I read that article, and I read the quotes that are attributed to Albright, and the question nags, nags, nags at the back of my mind: does David Albright actually know what he is talking about?
As in: not whether Albright has an agenda.
No, not that.
The question that nags me is whether he is actually has the competence that would warrant the attention that is paid to him.
I mean, it’s one thing to be wrong, and it’s another thing altogether to then double-down on that error.
The first is “a mistake”, and everyone makes mistakes.
The second is, well, “dumb”.
Well, “dumb” is not very polite — I think Not All That Bright may be more accurate. As in David NotAllThatBright.

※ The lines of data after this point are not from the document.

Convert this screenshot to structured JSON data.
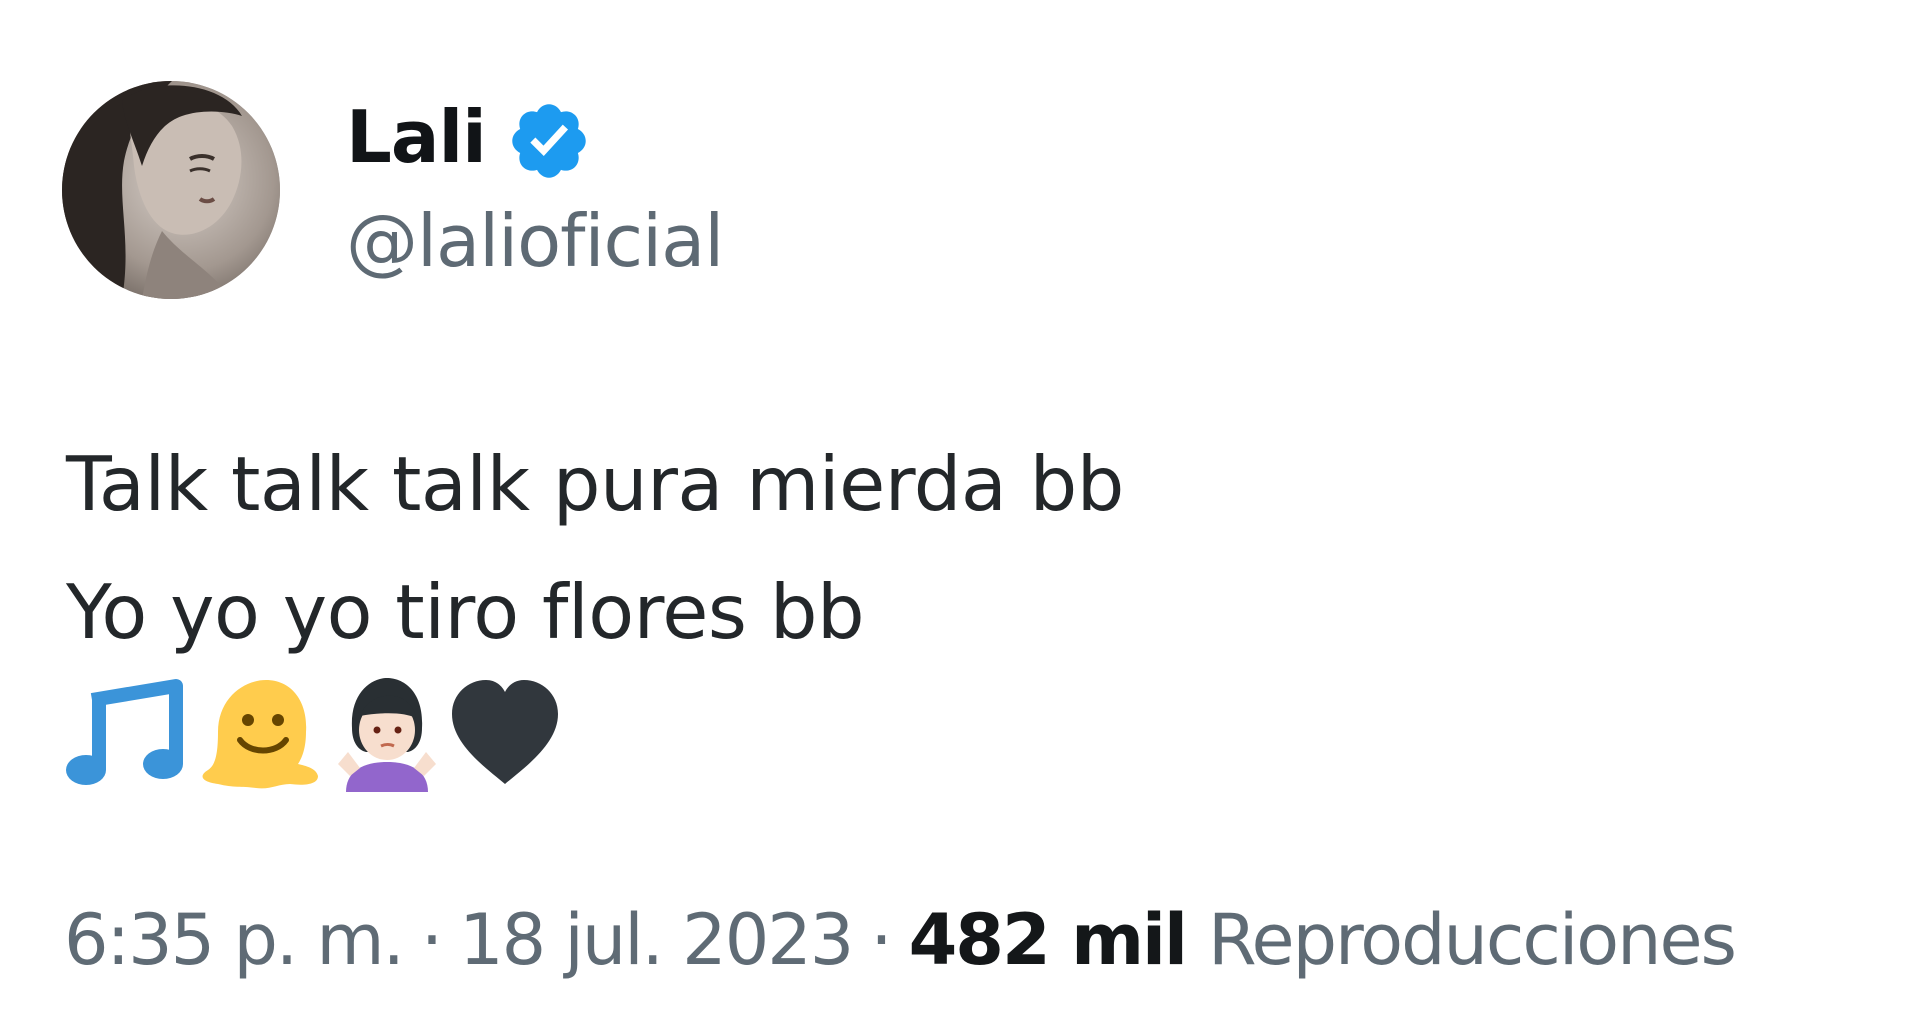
{
  "author": {
    "display_name": "Lali",
    "handle": "@lalioficial",
    "verified": true,
    "avatar_icon": "profile-photo",
    "badge_color": "#1d9bf0"
  },
  "tweet": {
    "lines": [
      "Talk talk talk pura mierda bb",
      "Yo yo yo tiro flores bb"
    ],
    "emoji_icons": [
      "musical-notes-icon",
      "melting-face-icon",
      "person-shrugging-icon",
      "black-heart-icon"
    ]
  },
  "meta": {
    "time": "6:35 p. m.",
    "separator": "·",
    "date": "18 jul. 2023",
    "views_count": "482 mil",
    "views_label": "Reproducciones"
  }
}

Well, unfortunately, the media folks think he is physicist even though he never got his doctorate in any field of science — as far as I know he has a maters degree: which is like a door-prize given at grad schools for science fields.
He also claims to be a ex-IAEA inspector when he has no such qualification — have a lookie:
http://scotthorton.org/2013/01/23/12213-muhammad-sahimi/
I think NotAllThatBright gets some legitimacy by circulating satellite pictures even though he’s made mistakes in interpreting them for decades….he has no training in satellite imagery.
What an investigative reporter should do is find out who funds him and why?
Why is ISIS politically bias is the question.